Thursday, March 26, 2015

In short: Stonehearst Asylum (2014)

aka Eliza Graves

Following the incredible Session 9, Brad Anderson’s directing career has a series of ups and downs in film as well as on TV, with nothing I’ve seen quite up to the level of a film that might feel like a bit of a millstone around the neck of anyone who made it. It has always been obvious, though, that Anderson is a director very much in control of his material, with a sense of style and mood, just not always provided with the right scripts - and one can’t help but speculate the right circumstances – to make the most of his talents.

Stonehearst Asylum again isn’t quite up to the level of Session 9 but is still quite a delightful experience. Now, it might be possible my huge enjoyment of the film is based on it hitting so many of my pleasure buttons, what with it being freely “based on” (which means, taking a basic idea and doing something completely different with it) a Poe story, exploring the realm between “madness” and “mental health” in a way that is at once conscious of the constructedness of these descriptors as of the actual pains of suffering from a mental illness. I’m also quite fond of the way it uses sensationalized ideas of mental illness and psychiatry in a playful manner that always makes clear scriptwriter Joe Gangemi and Anderson do know they are using the popular ideas of psychiatry and mental illness rather than the things themselves, sometimes letting very different interpretations of what they mean collide, which probably will offend someone somewhere, but so will everything.

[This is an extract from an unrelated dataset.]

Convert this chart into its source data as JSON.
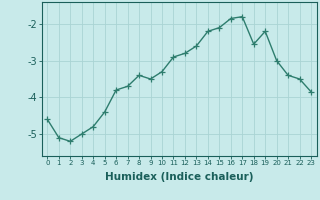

And because that’s clearly not enough for one film, it also makes merry use of all kinds of gothic romance elements – often twisted in fun and clever ways and always used with just the right tone and in just the right mood - and (slightly ironic) Romantic nonsense about the curative powers of love, thinks about the troubles of building a utopia when you’re surrounded by fallible human beings who need to eat and be warm and when you yourself are a rather hurt human being too, even carries some mildly feminist elements (if you want to read them that way, that is), and, finally, reaches an improbable but perfectly likeable and deserved kind of happy end. And, thanks to the film’s Gothic structure and Anderson’s general brilliance, Stonehearst Asylum does makes this overload of ideas and concepts work, more often than not dance, with one another, as if it were the easiest thing in the world.